Das prägnanteste Gebäude bleibt die Kirche St. Remigius, und nicht einmal die scheint überdimensioniert für den 550-Einwohner-Ort. Auch der Gasthof zur Post hält sich zurück, obwohl er mit 27 Doppelzimmern der größte Gastgeber im Ort ist und ganze Busse unterbringt. Aber die meisten Gäste kommen als Paare oder Familien und bleiben gerne etwas länger in den Pensionen, Ferienwohnungen oder auf einem der Bauernhöfe. 15 000 Gäste waren es zuletzt im Jahr, bei 85 000 Übernachtungen.
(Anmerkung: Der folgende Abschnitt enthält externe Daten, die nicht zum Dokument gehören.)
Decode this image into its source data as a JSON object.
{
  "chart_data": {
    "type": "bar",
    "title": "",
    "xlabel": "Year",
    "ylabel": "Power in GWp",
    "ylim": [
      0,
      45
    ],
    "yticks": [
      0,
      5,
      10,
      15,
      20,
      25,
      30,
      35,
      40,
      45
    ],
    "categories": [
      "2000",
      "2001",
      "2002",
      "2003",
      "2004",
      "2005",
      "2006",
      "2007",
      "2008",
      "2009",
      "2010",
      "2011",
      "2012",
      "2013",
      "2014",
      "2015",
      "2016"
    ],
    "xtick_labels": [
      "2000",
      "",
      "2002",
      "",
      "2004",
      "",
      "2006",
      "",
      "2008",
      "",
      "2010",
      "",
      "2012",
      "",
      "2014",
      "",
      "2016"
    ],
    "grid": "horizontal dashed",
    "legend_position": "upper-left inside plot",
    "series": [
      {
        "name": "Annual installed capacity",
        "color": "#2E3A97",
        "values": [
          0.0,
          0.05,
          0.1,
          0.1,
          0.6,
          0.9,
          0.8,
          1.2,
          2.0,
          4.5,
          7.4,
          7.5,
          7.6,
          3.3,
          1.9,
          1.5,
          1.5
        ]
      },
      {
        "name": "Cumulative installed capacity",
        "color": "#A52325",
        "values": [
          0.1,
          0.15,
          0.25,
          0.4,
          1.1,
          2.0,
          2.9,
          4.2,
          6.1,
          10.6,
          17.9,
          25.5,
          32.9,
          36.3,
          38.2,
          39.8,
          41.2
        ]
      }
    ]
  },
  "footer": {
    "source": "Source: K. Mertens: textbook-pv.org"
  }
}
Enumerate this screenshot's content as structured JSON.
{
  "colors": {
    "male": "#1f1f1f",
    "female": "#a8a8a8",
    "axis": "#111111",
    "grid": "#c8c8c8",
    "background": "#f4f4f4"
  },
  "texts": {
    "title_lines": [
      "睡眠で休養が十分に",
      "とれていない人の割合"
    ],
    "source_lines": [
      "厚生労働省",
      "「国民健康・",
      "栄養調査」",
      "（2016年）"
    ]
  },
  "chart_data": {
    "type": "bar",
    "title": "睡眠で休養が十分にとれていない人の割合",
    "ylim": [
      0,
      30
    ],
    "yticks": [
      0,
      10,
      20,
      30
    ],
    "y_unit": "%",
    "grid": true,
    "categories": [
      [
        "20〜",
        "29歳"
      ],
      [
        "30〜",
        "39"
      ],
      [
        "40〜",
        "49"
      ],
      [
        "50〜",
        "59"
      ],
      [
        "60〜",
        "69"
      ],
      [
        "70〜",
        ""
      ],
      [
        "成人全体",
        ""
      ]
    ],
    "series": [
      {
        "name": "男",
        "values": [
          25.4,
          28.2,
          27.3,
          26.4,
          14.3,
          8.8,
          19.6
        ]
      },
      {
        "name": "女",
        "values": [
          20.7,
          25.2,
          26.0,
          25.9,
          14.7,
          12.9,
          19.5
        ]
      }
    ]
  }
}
Womöglich hätten es viel mehr werden können, wenn sie in den Siebzigern mit den Sachrangern die Skischaukel über den Geigelstein gebaut hätten, ihren gemeinsamen Hausberg. Deutsche Meisterschaften haben sie 1969 ausgerichtet in Schleching. Remigius Bauer war Vorläufer beim Riesentorlauf.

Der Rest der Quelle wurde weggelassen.